Bone mass, as evaluated by aBMD, remains the most important determinant of bone strength, explaining up to 80% of the failure load [88]. Hence greater gains in aBMD, and thereby higher aBMD values, have been associated with lesser fracture risk, both in the presence and absence of osteoporosis therapy [89, 90]. However, large differences in BMD gain, particularly at sites of predominantly cortical bone such as the hip, have been noted between osteoporosis drugs, and even among antiresorptives. Hence relatively weak antiresorptives such as selective estrogen receptor modulators induce a small (1–2%) initial gain of hip BMD, pertaining to the partial refilling of the remodeling space, but later do not prevent the loss of hip aBMD [91], because new bone resorption units continue to be activated and remodeling-based bone loss continues, particularly intracortically, which is not fully compensated for by the amount of modeling-based bone formation (Fig. 17.3). With more potent bisphosphonates, greater inhibition of bone remodeling allows greater gains in aBMD initially, but long-term clinical trials have consistently shown a plateauing effect after 2–3 years at the hip [92, 93]. This phenomenon could be explained by a new equilibrium reached between the amount of bone removed by the residual bone remodeling and the amount of new bone deposited by modeling-based bone formation, even though the latter may be somewhat negatively affected by bisphosphonates [94] (Fig. 17.4). However, with a complete suppression of bone remodeling, as achieved with denosumab, and provided bone modeling is sustained, as suggested by the studies on monkeys [95], then a positive bone accrual could be maintained long term, thereby potentially explaining the continuous BMD increase observed with this drug for up to 10 years [96]. Eventually, with new compounds such as odanacatib and particularly romosozumab, that both inhibit bone remodeling while promoting bone modeling, even if transiently, an even greater gain of aBMD could be observed.

Fig. 17.4
figure 4

The theoretical contribution of bone remodeling and modeling to the change in hip bone mineral density (BMD) in postmenopausal women with or without existing osteoporosis treatment.
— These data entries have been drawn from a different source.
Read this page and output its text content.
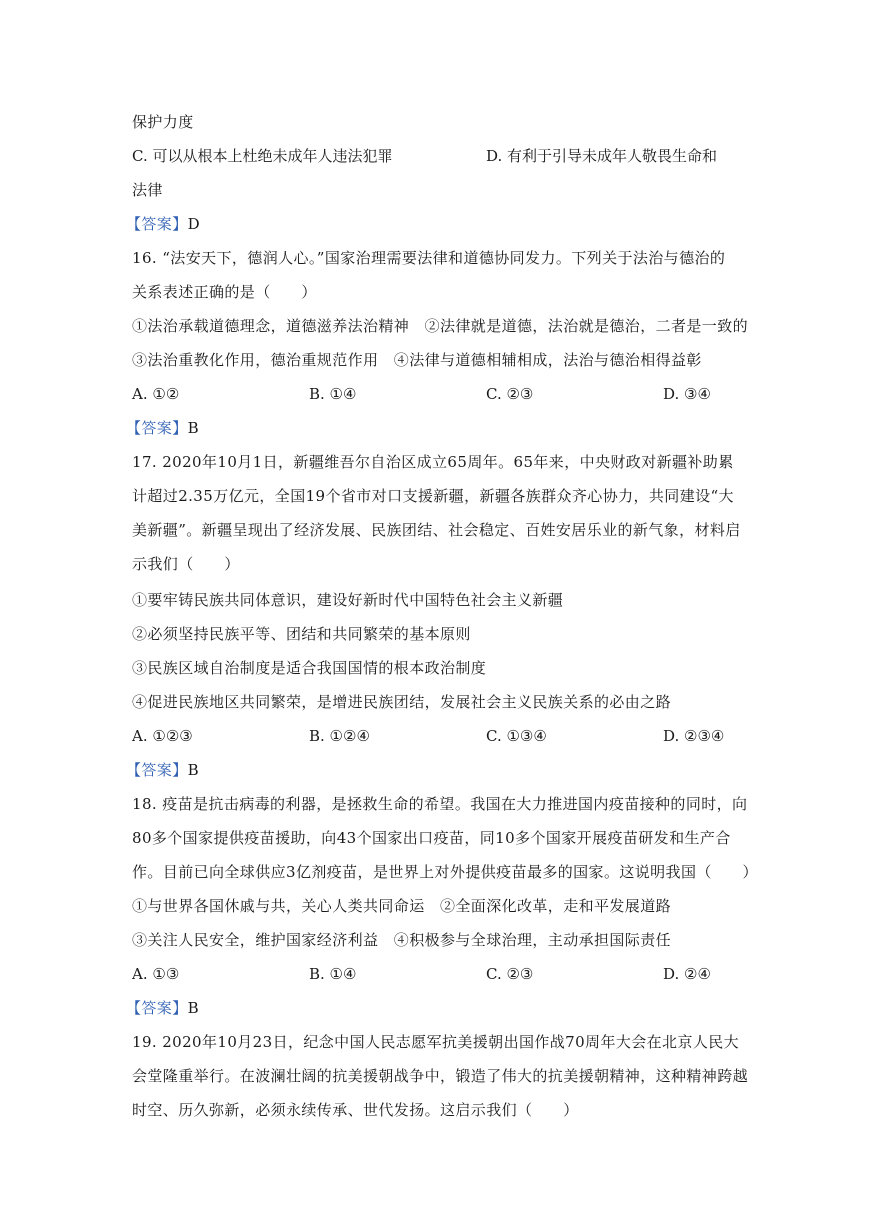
保护力度
C. 可以从根本上杜绝未成年人违法犯罪	D. 有利于引导未成年人敬畏生命和
法律
【答案】D
16. “法安天下，德润人心。”国家治理需要法律和道德协同发力。下列关于法治与德治的
关系表述正确的是（　　）
①法治承载道德理念，道德滋养法治精神　②法律就是道德，法治就是德治，二者是一致的
③法治重教化作用，德治重规范作用　④法律与道德相辅相成，法治与德治相得益彰
A. ①②	B. ①④	C. ②③	D. ③④
【答案】B
17. 2020年10月1日，新疆维吾尔自治区成立65周年。65年来，中央财政对新疆补助累
计超过2.35万亿元，全国19个省市对口支援新疆，新疆各族群众齐心协力，共同建设“大
美新疆”。新疆呈现出了经济发展、民族团结、社会稳定、百姓安居乐业的新气象，材料启
示我们（　　）
①要牢铸民族共同体意识，建设好新时代中国特色社会主义新疆
②必须坚持民族平等、团结和共同繁荣的基本原则
③民族区域自治制度是适合我国国情的根本政治制度
④促进民族地区共同繁荣，是增进民族团结，发展社会主义民族关系的必由之路
A. ①②③	B. ①②④	C. ①③④	D. ②③④
【答案】B
18. 疫苗是抗击病毒的利器，是拯救生命的希望。我国在大力推进国内疫苗接种的同时，向
80多个国家提供疫苗援助，向43个国家出口疫苗，同10多个国家开展疫苗研发和生产合
作。目前已向全球供应3亿剂疫苗，是世界上对外提供疫苗最多的国家。这说明我国（　　）
①与世界各国休戚与共，关心人类共同命运　②全面深化改革，走和平发展道路
③关注人民安全，维护国家经济利益　④积极参与全球治理，主动承担国际责任
A. ①③	B. ①④	C. ②③	D. ②④
【答案】B
19. 2020年10月23日，纪念中国人民志愿军抗美援朝出国作战70周年大会在北京人民大
会堂隆重举行。在波澜壮阔的抗美援朝战争中，锻造了伟大的抗美援朝精神，这种精神跨越
时空、历久弥新，必须永续传承、世代发扬。这启示我们（　　）
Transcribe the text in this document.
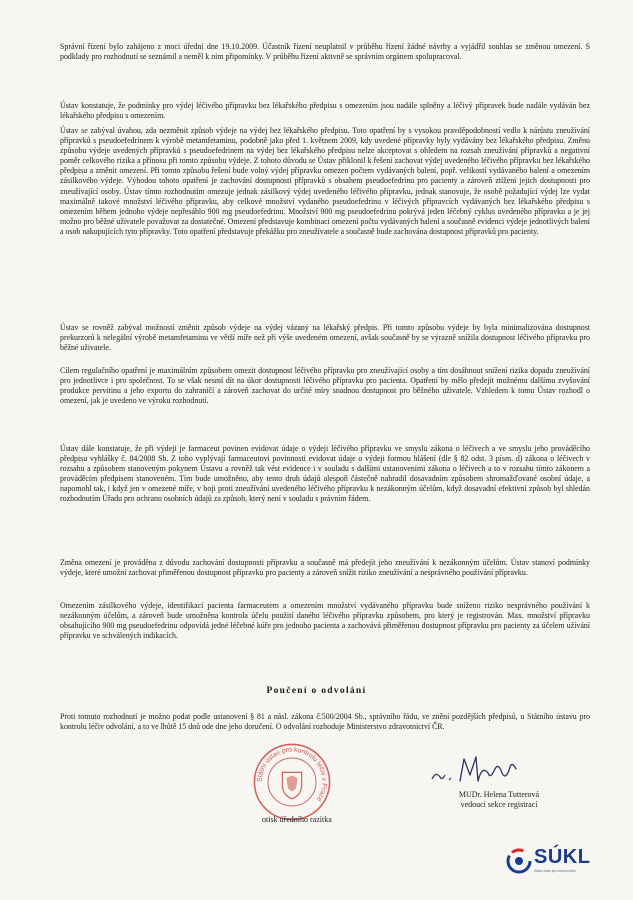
Správní řízení bylo zahájeno z moci úřední dne 19.10.2009. Účastník řízení neuplatnil v průběhu řízení žádné návrhy a vyjádřil souhlas se změnou omezení. S podklady pro rozhodnutí se seznámil a neměl k nim připomínky. V průběhu řízení aktivně se správním orgánem spolupracoval.

Ústav konstatuje, že podmínky pro výdej léčivého přípravku bez lékařského předpisu s omezením jsou nadále splněny a léčivý přípravek bude nadále vydáván bez lékařského předpisu s omezením.

Ústav se zabýval úvahou, zda nezměnit způsob výdeje na výdej bez lékařského předpisu. Toto opatření by s vysokou pravděpodobností vedlo k nárůstu zneužívání přípravků s pseudoefedrinem k výrobě metamfetaminu, podobně jako před 1. květnem 2009, kdy uvedené přípravky byly vydávány bez lékařského předpisu. Změnu způsobu výdeje uvedených přípravků s pseudoefedrinem na výdej bez lékařského předpisu nelze akceptovat s ohledem na rozsah zneužívání přípravků a negativní poměr celkového rizika a přínosu při tomto způsobu výdeje. Z tohoto důvodu se Ústav přiklonil k řešení zachovat výdej uvedeného léčivého přípravku bez lékařského předpisu a změnit omezení. Při tomto způsobu řešení bude volný výdej přípravku omezen počtem vydávaných balení, popř. velikostí vydávaného balení a omezením zásilkového výdeje. Výhodou tohoto opatření je zachování dostupnosti přípravků s obsahem pseudoefedrinu pro pacienty a zároveň ztížení jejich dostupnosti pro zneužívající osoby. Ústav tímto rozhodnutím omezuje jednak zásilkový výdej uvedeného léčivého přípravku, jednak stanovuje, že osobě požadující výdej lze vydat maximálně takové množství léčivého přípravku, aby celkové množství vydaného pseudoefedrinu v léčivých přípravcích vydávaných bez lékařského předpisu s omezením během jednoho výdeje nepřesáhlo 900 mg pseudoefedrinu. Množství 900 mg pseudoefedrinu pokrývá jeden léčebný cyklus uvedeného přípravku a je jej možno pro běžné uživatele považovat za dostatečné. Omezení představuje kombinaci omezení počtu vydávaných balení a současně evidenci výdeje jednotlivých balení a osob nakupujících tyto přípravky. Toto opatření představuje překážku pro zneužívatele a současně bude zachována dostupnost přípravků pro pacienty.

Ústav se rovněž zabýval možností změnit způsob výdeje na výdej vázaný na lékařský předpis. Při tomto způsobu výdeje by byla minimalizována dostupnost prekurzorů k nelegální výrobě metamfetaminu ve větší míře než při výše uvedeném omezení, avšak současně by se výrazně snížila dostupnost léčivého přípravku pro běžné uživatele.

Cílem regulačního opatření je maximálním způsobem omezit dostupnost léčivého přípravku pro zneužívající osoby a tím dosáhnout snížení rizika dopadu zneužívání pro jednotlivce i pro společnost. To se však nesmí dít na úkor dostupnosti léčivého přípravku pro pacienta. Opatření by mělo předejít možnému dalšímu zvyšování produkce pervitinu a jeho exportu do zahraničí a zároveň zachovat do určité míry snadnou dostupnost pro běžného uživatele. Vzhledem k tomu Ústav rozhodl o omezení, jak je uvedeno ve výroku rozhodnutí.

Ústav dále konstatuje, že při výdeji je farmaceut povinen evidovat údaje o výdeji léčivého přípravku ve smyslu zákona o léčivech a ve smyslu jeho prováděcího předpisu vyhlášky č. 84/2008 Sb. Z toho vyplývají farmaceutovi povinnosti evidovat údaje o výdeji formou hlášení (dle § 82 odst. 3 písm. d) zákona o léčivech v rozsahu a způsobem stanoveným pokynem Ústavu a rovněž tak vést evidence i v souladu s dalšími ustanoveními zákona o léčivech a to v rozsahu tímto zákonem a prováděcím předpisem stanoveném. Tím bude umožněno, aby tento druh údajů alespoň částečně nahradil dosavadním způsobem shromažďované osobní údaje, a napomohl tak, i když jen v omezené míře, v boji proti zneužívání uvedeného léčivého přípravku k nezákonným účelům, když dosavadní efektivní způsob byl shledán rozhodnutím Úřadu pro ochranu osobních údajů za způsob, který není v souladu s právním řádem.

Změna omezení je prováděna z důvodu zachování dostupnosti přípravku a současně má předejít jeho zneužívání k nezákonným účelům. Ústav stanoví podmínky výdeje, které umožní zachovat přiměřenou dostupnost přípravku pro pacienty a zároveň snížit riziko zneužívání a nesprávného používání přípravku.

Omezením zásilkového výdeje, identifikací pacienta farmaceutem a omezením množství vydávaného přípravku bude sníženo riziko nesprávného používání k nezákonným účelům, a zároveň bude umožněna kontrola účelu použití daného léčivého přípravku způsobem, pro který je registrován. Max. množství přípravku obsahujícího 900 mg pseudoefedrinu odpovídá jedné léčebné kúře pro jednoho pacienta a zachovává přiměřenou dostupnost přípravku pro pacienty za účelem užívání přípravku ve schválených indikacích.

Poučení o odvolání

Proti tomuto rozhodnutí je možno podat podle ustanovení § 81 a násl. zákona č.500/2004 Sb., správního řádu, ve znění pozdějších předpisů, u Státního ústavu pro kontrolu léčiv odvolání, a to ve lhůtě 15 dnů ode dne jeho doručení. O odvolání rozhoduje Ministerstvo zdravotnictví ČR.

Státní ústav pro kontrolu léčiv v Praze
otisk úředního razítka
MUDr. Helena Tutterová
vedoucí sekce registrací
SÚKL
Státní ústav pro kontrolu léčiv
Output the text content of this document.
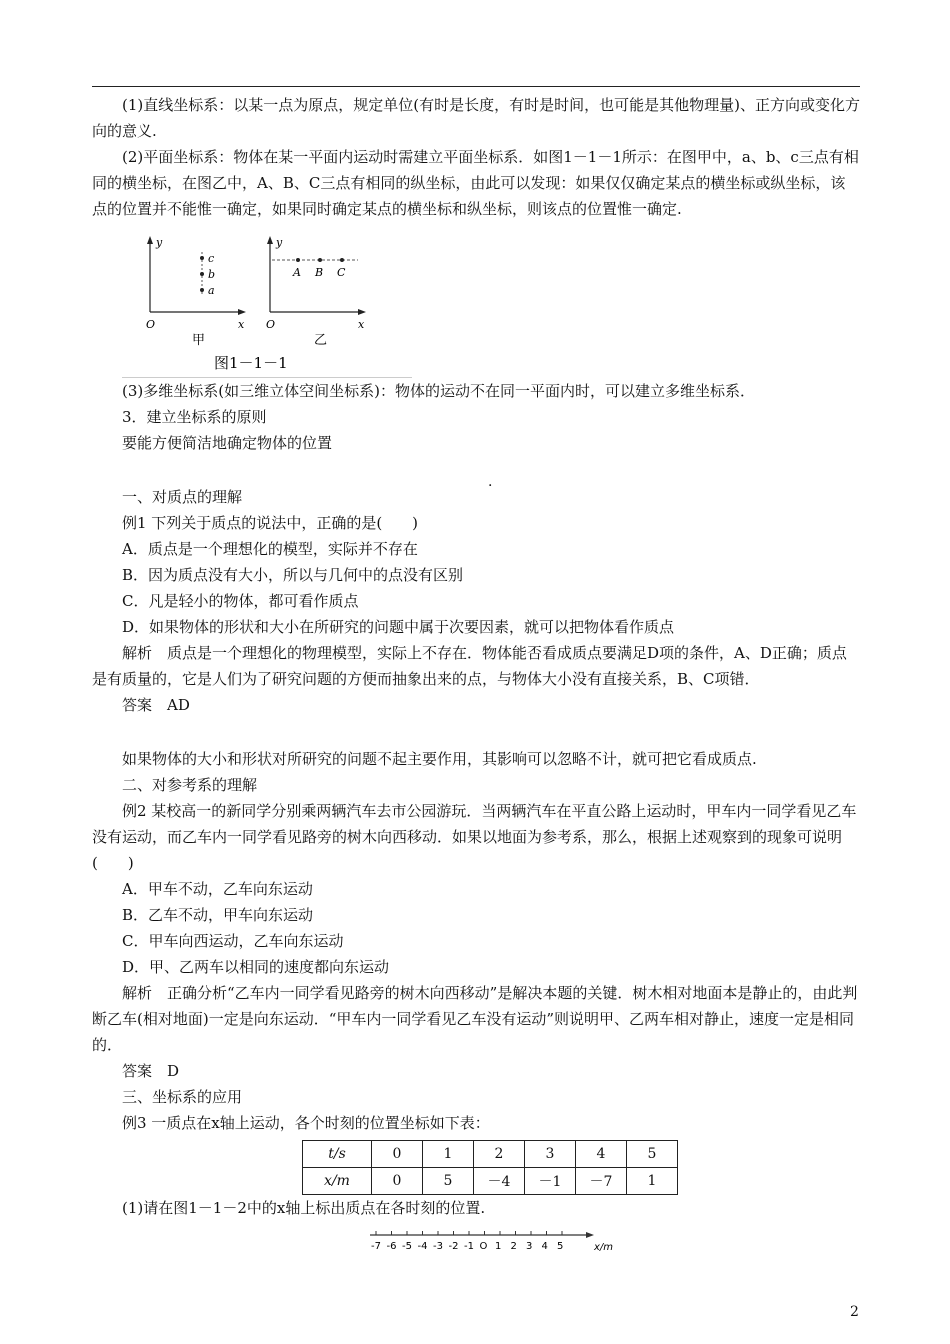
(1)直线坐标系：以某一点为原点，规定单位(有时是长度，有时是时间，也可能是其他物理量)、正方向或变化方向的意义.

(2)平面坐标系：物体在某一平面内运动时需建立平面坐标系．如图1－1－1所示：在图甲中，a、b、c三点有相同的横坐标，在图乙中，A、B、C三点有相同的纵坐标，由此可以发现：如果仅仅确定某点的横坐标或纵坐标，该点的位置并不能惟一确定，如果同时确定某点的横坐标和纵坐标，则该点的位置惟一确定.

y
O	x
c
b
a
甲
y
O	x
A B C
乙
图1－1－1

(3)多维坐标系(如三维立体空间坐标系)：物体的运动不在同一平面内时，可以建立多维坐标系．

3．建立坐标系的原则

要能方便简洁地确定物体的位置

一、对质点的理解

例1 下列关于质点的说法中，正确的是(　　)

A．质点是一个理想化的模型，实际并不存在

B．因为质点没有大小，所以与几何中的点没有区别

C．凡是轻小的物体，都可看作质点

D．如果物体的形状和大小在所研究的问题中属于次要因素，就可以把物体看作质点

解析　质点是一个理想化的物理模型，实际上不存在．物体能否看成质点要满足D项的条件，A、D正确；质点是有质量的，它是人们为了研究问题的方便而抽象出来的点，与物体大小没有直接关系，B、C项错．

答案　AD

如果物体的大小和形状对所研究的问题不起主要作用，其影响可以忽略不计，就可把它看成质点.

二、对参考系的理解

例2 某校高一的新同学分别乘两辆汽车去市公园游玩．当两辆汽车在平直公路上运动时，甲车内一同学看见乙车没有运动，而乙车内一同学看见路旁的树木向西移动．如果以地面为参考系，那么，根据上述观察到的现象可说明(　　)

A．甲车不动，乙车向东运动

B．乙车不动，甲车向东运动

C．甲车向西运动，乙车向东运动

D．甲、乙两车以相同的速度都向东运动

解析　正确分析“乙车内一同学看见路旁的树木向西移动”是解决本题的关键．树木相对地面本是静止的，由此判断乙车(相对地面)一定是向东运动．“甲车内一同学看见乙车没有运动”则说明甲、乙两车相对静止，速度一定是相同的．

答案　D

三、坐标系的应用

例3 一质点在x轴上运动，各个时刻的位置坐标如下表：

t/s	0	1	2	3	4	5
x/m	0	5	－4	－1	－7	1

(1)请在图1－1－2中的x轴上标出质点在各时刻的位置.

-7 -6 -5 -4 -3 -2 -1 O 1 2 3 4 5	x/m
·
2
Bisphosphonates [93, 97]; denosumab [98]; romosozumab [99, 100]; SERMs, selective estrogen receptor modulators [91]; parathyroid hormone [101]

In conclusion, the two components of bone remodeling, resorption, and formation constitute the primary target of pharmacological interventions for the management of the disease. It is now clear that bone resorption and formation can be differently modulated by new classes of anti-osteoporotic medications that provide a novel, personalized perspective for the management of patients in clinical practice.